Human Digital Twin

 

In the context of DSTL’s Serapis SSE Framework Agreement, we were tasked by Qinetiq Training and Simulation to investigate the key technologies required for a human digital twin concept demonstrator. ‘SSE’ stands for Simulation and Synthetic Environments Excellence. This included the full digital 3D capture of a body scan that needed to be highly precise & accurate, meeting at least the ISO 20685:2010 standard (scanning), modelling (rigging), followed by visualisation and articulation of the model (syncing).

Below the 3 steps:

 

Scanning

A research paper on the required ISO 20685:2010 standard was our start. We contacted the authors of the paper who had developed an algorithm called Gryphon which was said to be ISO compliant. We hired the body scanner used by the authors of the paper, called SizeStream SS20. Below our virtual 3D model of the scanner, including the scanned participant in action.

 

5 consecutive scans were taken with the Gryphon method. The Gryphon algorithm discards outlier measurements during this process to increase accuracy of the final results. The SizeStream software then generates a 3D point cloud for each of the 5 scans. Below the raw point cloud output of one of the scans. Note the handholds and scanner hardware are still visible. A surface mesh is generated from the point cloud data. This surface mesh is used for all further steps in the generation of a digital twin.

 
 
 
 

We compared the surface meshes generated from the 5 consecutive scans which we overlayed in 3D in 5 different colours to check accuracy. Most of the differences are a result of the participant moving slightly in the 1-second interval between scans, however scanning artifacts are visible on the left arm of the 5th (blue) scan.

 

Rigging

Next the 3D surface scan needed to be rigged. A skeletal rig is a digital representation of the key bones of the human skeleton.

 

Syncing

We chose the Rokoko Smartsuit as the source of motion capture data to be used for the synchronisation of the Digital Twin. The skeletal rig animation data produced by Rokoko Studio can be consumed by a wide variety of commercial 3D modelling software.

 
 
 

Conclusion

Digitally twinning a human is possible with the technology available today as we showcased with this initial concept demonstrator within a very short timeframe and with imposed precision and accuracy requirements.

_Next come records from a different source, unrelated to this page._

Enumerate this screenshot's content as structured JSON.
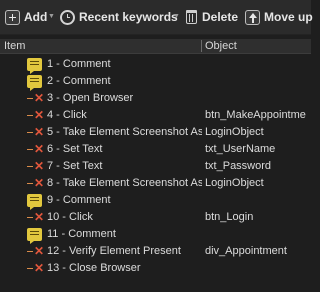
{
  "toolbar": {
    "add_label": "Add",
    "recent_label": "Recent keywords",
    "delete_label": "Delete",
    "moveup_label": "Move up"
  },
  "table": {
    "col_item": "Item",
    "col_object": "Object"
  },
  "steps": [
    {
      "kind": "comment",
      "label": "1 - Comment",
      "object": ""
    },
    {
      "kind": "comment",
      "label": "2 - Comment",
      "object": ""
    },
    {
      "kind": "action",
      "label": "3 - Open Browser",
      "object": ""
    },
    {
      "kind": "action",
      "label": "4 - Click",
      "object": "btn_MakeAppointme"
    },
    {
      "kind": "action",
      "label": "5 - Take Element Screenshot As",
      "object": "LoginObject"
    },
    {
      "kind": "action",
      "label": "6 - Set Text",
      "object": "txt_UserName"
    },
    {
      "kind": "action",
      "label": "7 - Set Text",
      "object": "txt_Password"
    },
    {
      "kind": "action",
      "label": "8 - Take Element Screenshot As",
      "object": "LoginObject"
    },
    {
      "kind": "comment",
      "label": "9 - Comment",
      "object": ""
    },
    {
      "kind": "action",
      "label": "10 - Click",
      "object": "btn_Login"
    },
    {
      "kind": "comment",
      "label": "11 - Comment",
      "object": ""
    },
    {
      "kind": "action",
      "label": "12 - Verify Element Present",
      "object": "div_Appointment"
    },
    {
      "kind": "action",
      "label": "13 - Close Browser",
      "object": ""
    }
  ]
}
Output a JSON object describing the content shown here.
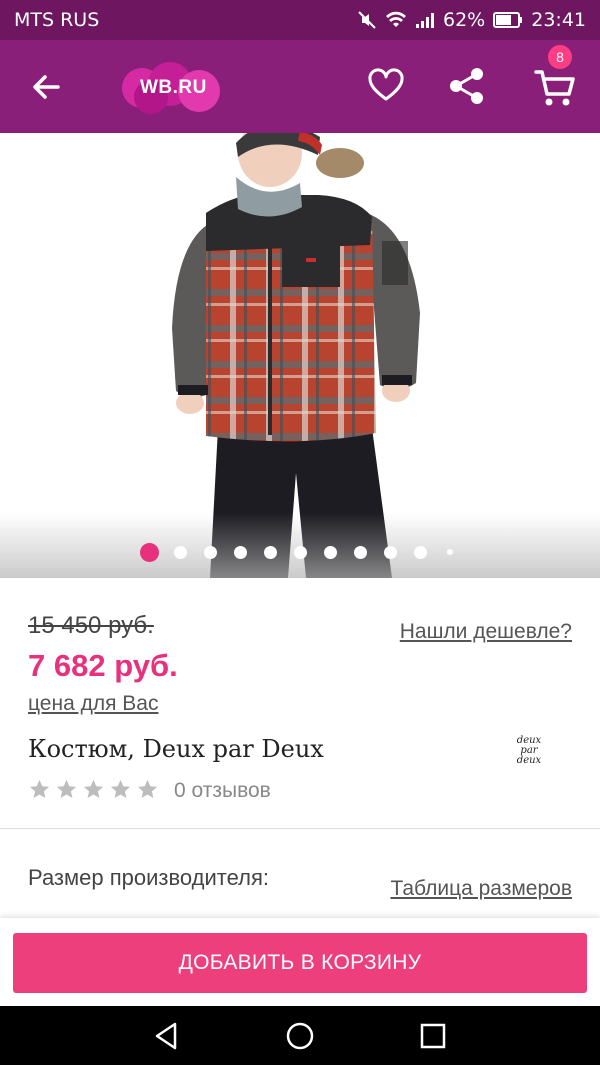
{
  "status_bar": {
    "carrier": "MTS RUS",
    "battery": "62%",
    "time": "23:41"
  },
  "app_bar": {
    "logo_text": "WB.RU",
    "cart_count": "8"
  },
  "gallery": {
    "image_count": 11,
    "active_index": 0
  },
  "product": {
    "old_price": "15 450 руб.",
    "new_price": "7 682 руб.",
    "price_for_you": "цена для Вас",
    "cheaper_link": "Нашли дешевле?",
    "title": "Костюм, Deux par Deux",
    "brand_logo": [
      "deux",
      "par",
      "deux"
    ],
    "rating": 0,
    "rating_max": 5,
    "reviews": "0 отзывов",
    "size_label": "Размер производителя:",
    "size_table_link": "Таблица размеров"
  },
  "actions": {
    "add_to_cart": "ДОБАВИТЬ В КОРЗИНУ"
  },
  "colors": {
    "status_bar": "#6e1760",
    "app_bar": "#8a1f7a",
    "accent": "#e8317d",
    "button": "#ee3f7d"
  },
  "icons": {
    "back": "arrow-left-icon",
    "favorite": "heart-icon",
    "share": "share-icon",
    "cart": "cart-icon"
  }
}
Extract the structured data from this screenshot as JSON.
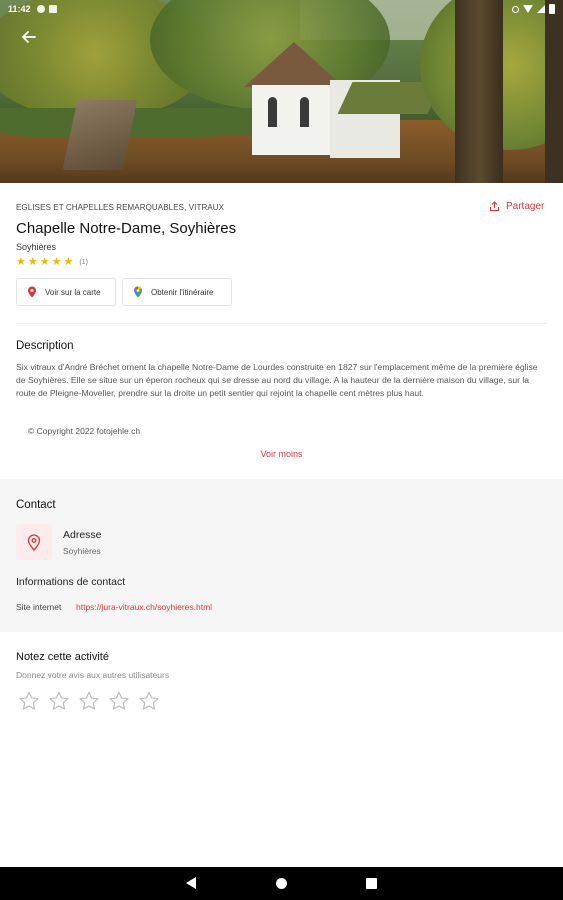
{
  "statusbar": {
    "time": "11:42"
  },
  "place": {
    "category": "EGLISES ET CHAPELLES REMARQUABLES, VITRAUX",
    "share_label": "Partager",
    "title": "Chapelle Notre-Dame, Soyhières",
    "location": "Soyhières",
    "rating": {
      "stars": 5,
      "count": "(1)"
    }
  },
  "actions": {
    "map_label": "Voir sur la carte",
    "directions_label": "Obtenir l'itinéraire"
  },
  "description": {
    "heading": "Description",
    "text": "Six vitraux d'André Bréchet ornent la chapelle Notre-Dame de Lourdes construite en 1827 sur l'emplacement même de la première église de Soyhières. Elle se situe sur un éperon rocheux qui se dresse au nord du village. A la hauteur de la dernière maison du village, sur la route de Pleigne-Movelier, prendre sur la droite un petit sentier qui rejoint la chapelle cent mètres plus haut.",
    "copyright": "© Copyright 2022 fotojehle.ch",
    "toggle_label": "Voir moins"
  },
  "contact": {
    "heading": "Contact",
    "address_label": "Adresse",
    "address_value": "Soyhières",
    "info_heading": "Informations de contact",
    "website_label": "Site internet",
    "website_url": "https://jura-vitraux.ch/soyhieres.html"
  },
  "rate": {
    "heading": "Notez cette activité",
    "subtitle": "Donnez votre avis aux autres utilisateurs"
  },
  "colors": {
    "accent": "#d7363b",
    "star": "#f2b600"
  }
}
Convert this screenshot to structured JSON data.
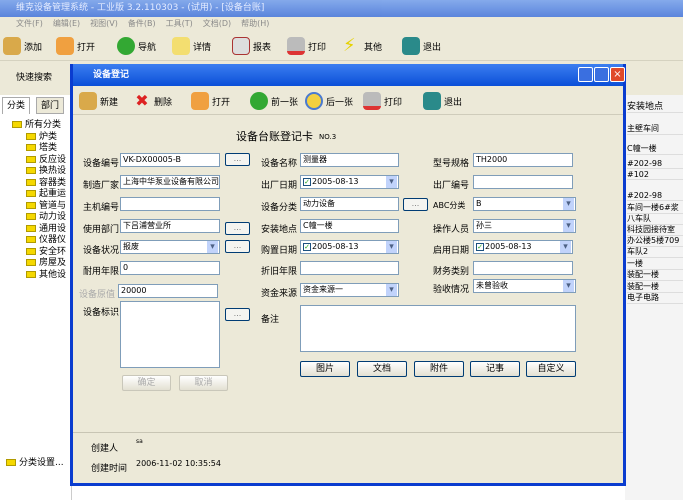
{
  "app": {
    "title": "维克设备管理系统 - 工业版 3.2.110303 - (试用) - [设备台账]",
    "menu": [
      "文件(F)",
      "编辑(E)",
      "视图(V)",
      "备件(B)",
      "工具(T)",
      "文档(D)",
      "帮助(H)"
    ],
    "toolbar": [
      {
        "label": "添加",
        "icon": "add-icon"
      },
      {
        "label": "打开",
        "icon": "open-icon"
      },
      {
        "label": "导航",
        "icon": "navigate-icon"
      },
      {
        "label": "详情",
        "icon": "folder-icon"
      },
      {
        "label": "报表",
        "icon": "report-icon"
      },
      {
        "label": "打印",
        "icon": "printer-icon"
      },
      {
        "label": "其他",
        "icon": "lightning-icon"
      },
      {
        "label": "退出",
        "icon": "exit-icon"
      }
    ],
    "quick_search": "快速搜索",
    "left_tabs": [
      "分类",
      "部门"
    ],
    "tree": [
      "所有分类",
      "炉类",
      "塔类",
      "反应设",
      "换热设",
      "容器类",
      "起重运",
      "管道与",
      "动力设",
      "通用设",
      "仪器仪",
      "安全环",
      "房屋及",
      "其他设"
    ],
    "category_settings": "分类设置...",
    "right_header": "安装地点",
    "right_items": [
      "主壁车间",
      "C幢一楼",
      "#202-98",
      "#102",
      "#202-98",
      "车间一楼6#浆",
      "八车队",
      "科技园接待室",
      "办公楼5楼709",
      "车队2",
      "一楼",
      "装配一楼",
      "装配一楼",
      "电子电路"
    ]
  },
  "dialog": {
    "title": "设备登记",
    "toolbar": [
      {
        "label": "新建",
        "icon": "new-icon"
      },
      {
        "label": "删除",
        "icon": "delete-icon"
      },
      {
        "label": "打开",
        "icon": "open-icon"
      },
      {
        "label": "前一张",
        "icon": "back-icon"
      },
      {
        "label": "后一张",
        "icon": "forward-icon"
      },
      {
        "label": "打印",
        "icon": "printer-icon"
      },
      {
        "label": "退出",
        "icon": "exit-icon"
      }
    ],
    "heading": "设备台账登记卡",
    "card_no": "NO.3",
    "fields": {
      "equip_no": {
        "label": "设备编号",
        "value": "VK-DX00005-B"
      },
      "maker": {
        "label": "制造厂家",
        "value": "上海中华泵业设备有限公司"
      },
      "host_no": {
        "label": "主机编号",
        "value": ""
      },
      "dept": {
        "label": "使用部门",
        "value": "下吕浦营业所"
      },
      "status": {
        "label": "设备状况",
        "value": "报废"
      },
      "life": {
        "label": "耐用年限",
        "value": "0"
      },
      "orig_value": {
        "label": "设备原值",
        "value": "20000"
      },
      "mark": {
        "label": "设备标识",
        "value": ""
      },
      "name": {
        "label": "设备名称",
        "value": "测量器"
      },
      "factory_date": {
        "label": "出厂日期",
        "value": "2005-08-13"
      },
      "category": {
        "label": "设备分类",
        "value": "动力设备"
      },
      "location": {
        "label": "安装地点",
        "value": "C幢一楼"
      },
      "purchase_date": {
        "label": "购置日期",
        "value": "2005-08-13"
      },
      "depr_years": {
        "label": "折旧年限",
        "value": ""
      },
      "fund": {
        "label": "资金来源",
        "value": "资金来源一"
      },
      "remark": {
        "label": "备注",
        "value": ""
      },
      "model": {
        "label": "型号规格",
        "value": "TH2000"
      },
      "factory_no": {
        "label": "出厂编号",
        "value": ""
      },
      "abc": {
        "label": "ABC分类",
        "value": "B"
      },
      "operator": {
        "label": "操作人员",
        "value": "孙三"
      },
      "start_date": {
        "label": "启用日期",
        "value": "2005-08-13"
      },
      "finance": {
        "label": "财务类别",
        "value": ""
      },
      "acceptance": {
        "label": "验收情况",
        "value": "未曾验收"
      }
    },
    "buttons": {
      "ok": "确定",
      "cancel": "取消",
      "picture": "图片",
      "document": "文档",
      "attachment": "附件",
      "notes": "记事",
      "custom": "自定义",
      "browse": "..."
    },
    "creator_label": "创建人",
    "creator": "sa",
    "created_label": "创建时间",
    "created": "2006-11-02 10:35:54"
  }
}
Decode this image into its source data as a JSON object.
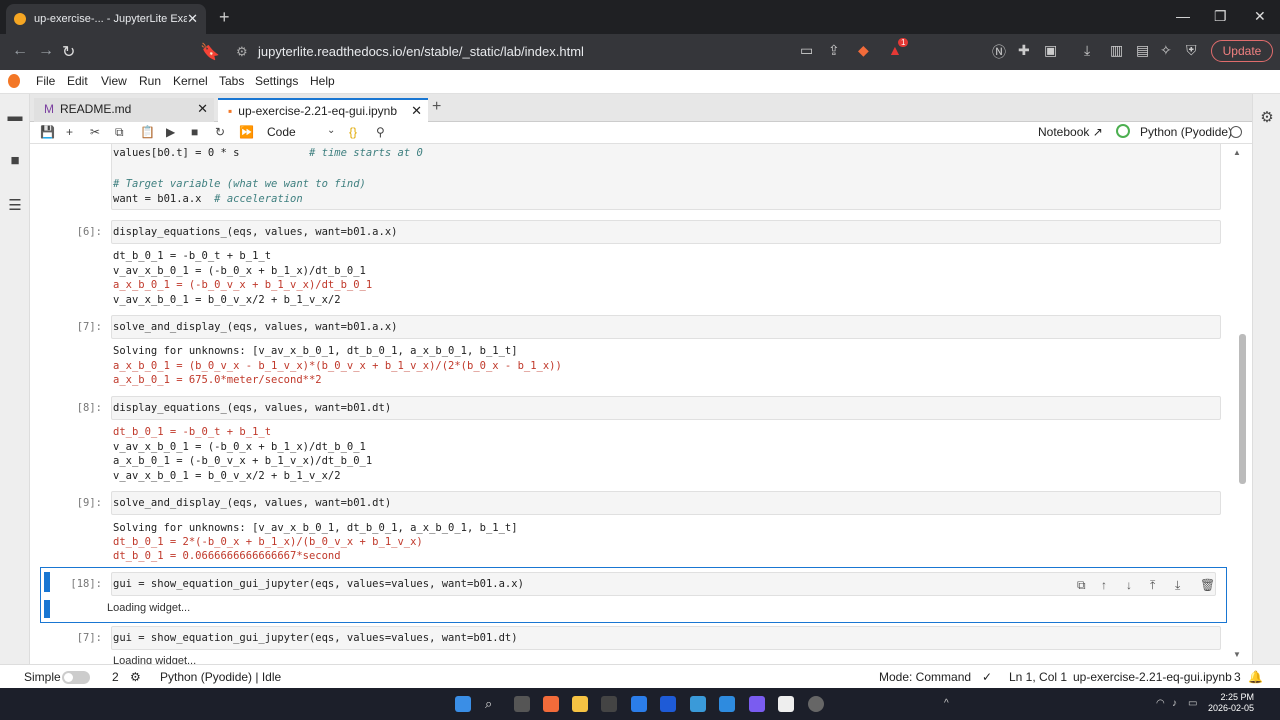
{
  "browser": {
    "tab_title": "up-exercise-... - JupyterLite Examples",
    "url": "jupyterlite.readthedocs.io/en/stable/_static/lab/index.html",
    "update_label": "Update",
    "brave_badge": "1"
  },
  "menu": [
    "File",
    "Edit",
    "View",
    "Run",
    "Kernel",
    "Tabs",
    "Settings",
    "Help"
  ],
  "doc_tabs": {
    "readme": "README.md",
    "notebook": "up-exercise-2.21-eq-gui.ipynb"
  },
  "toolbar": {
    "cell_type": "Code",
    "notebook_label": "Notebook",
    "kernel": "Python (Pyodide)"
  },
  "cells": {
    "top_lines": [
      "values[b0.t] = 0 * s",
      "# time starts at 0",
      "# Target variable (what we want to find)",
      "want = b01.a.x",
      "# acceleration"
    ],
    "c6_prompt": "[6]:",
    "c6_code": "display_equations_(eqs, values, want=b01.a.x)",
    "c6_out": [
      "dt_b_0_1 = -b_0_t + b_1_t",
      "v_av_x_b_0_1 = (-b_0_x + b_1_x)/dt_b_0_1",
      "a_x_b_0_1 = (-b_0_v_x + b_1_v_x)/dt_b_0_1",
      "v_av_x_b_0_1 = b_0_v_x/2 + b_1_v_x/2"
    ],
    "c7_prompt": "[7]:",
    "c7_code": "solve_and_display_(eqs, values, want=b01.a.x)",
    "c7_out": [
      "Solving for unknowns: [v_av_x_b_0_1, dt_b_0_1, a_x_b_0_1, b_1_t]",
      "a_x_b_0_1 = (b_0_v_x - b_1_v_x)*(b_0_v_x + b_1_v_x)/(2*(b_0_x - b_1_x))",
      "a_x_b_0_1 = 675.0*meter/second**2"
    ],
    "c8_prompt": "[8]:",
    "c8_code": "display_equations_(eqs, values, want=b01.dt)",
    "c8_out": [
      "dt_b_0_1 = -b_0_t + b_1_t",
      "v_av_x_b_0_1 = (-b_0_x + b_1_x)/dt_b_0_1",
      "a_x_b_0_1 = (-b_0_v_x + b_1_v_x)/dt_b_0_1",
      "v_av_x_b_0_1 = b_0_v_x/2 + b_1_v_x/2"
    ],
    "c9_prompt": "[9]:",
    "c9_code": "solve_and_display_(eqs, values, want=b01.dt)",
    "c9_out": [
      "Solving for unknowns: [v_av_x_b_0_1, dt_b_0_1, a_x_b_0_1, b_1_t]",
      "dt_b_0_1 = 2*(-b_0_x + b_1_x)/(b_0_v_x + b_1_v_x)",
      "dt_b_0_1 = 0.0666666666666667*second"
    ],
    "c18_prompt": "[18]:",
    "c18_code": "gui = show_equation_gui_jupyter(eqs, values=values, want=b01.a.x)",
    "c18_out": "Loading widget...",
    "c7b_prompt": "[7]:",
    "c7b_code": "gui = show_equation_gui_jupyter(eqs, values=values, want=b01.dt)",
    "c7b_out": "Loading widget..."
  },
  "status": {
    "mode_label": "Simple",
    "count": "2",
    "kernel_status": "Python (Pyodide) | Idle",
    "mode": "Mode: Command",
    "position": "Ln 1, Col 1",
    "filename": "up-exercise-2.21-eq-gui.ipynb",
    "notifications": "3"
  },
  "taskbar": {
    "time": "2:25 PM",
    "date": "2026-02-05"
  }
}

Going forwards, a personalised human digital twin that uses and integrates all available personal health data could potentially address long waiting lists of an overwhelmed healthcare systems. At Holoxica, we’re already working towards humanising, digitising and democratising healthcare communications in natural 3D with our 3D Telemedicine platform. Technology is going to have a much greater impact in monitoring and delivering healthcare in the future. Watch this space for more and reach out if you want to explore some other Human Digital Twin projects. Read more in our blog.

 
 

DSTL presented the result of this work during a UK Defence Surgical Research Conference in London in July 2022 to explore the potential in Defence Medicine.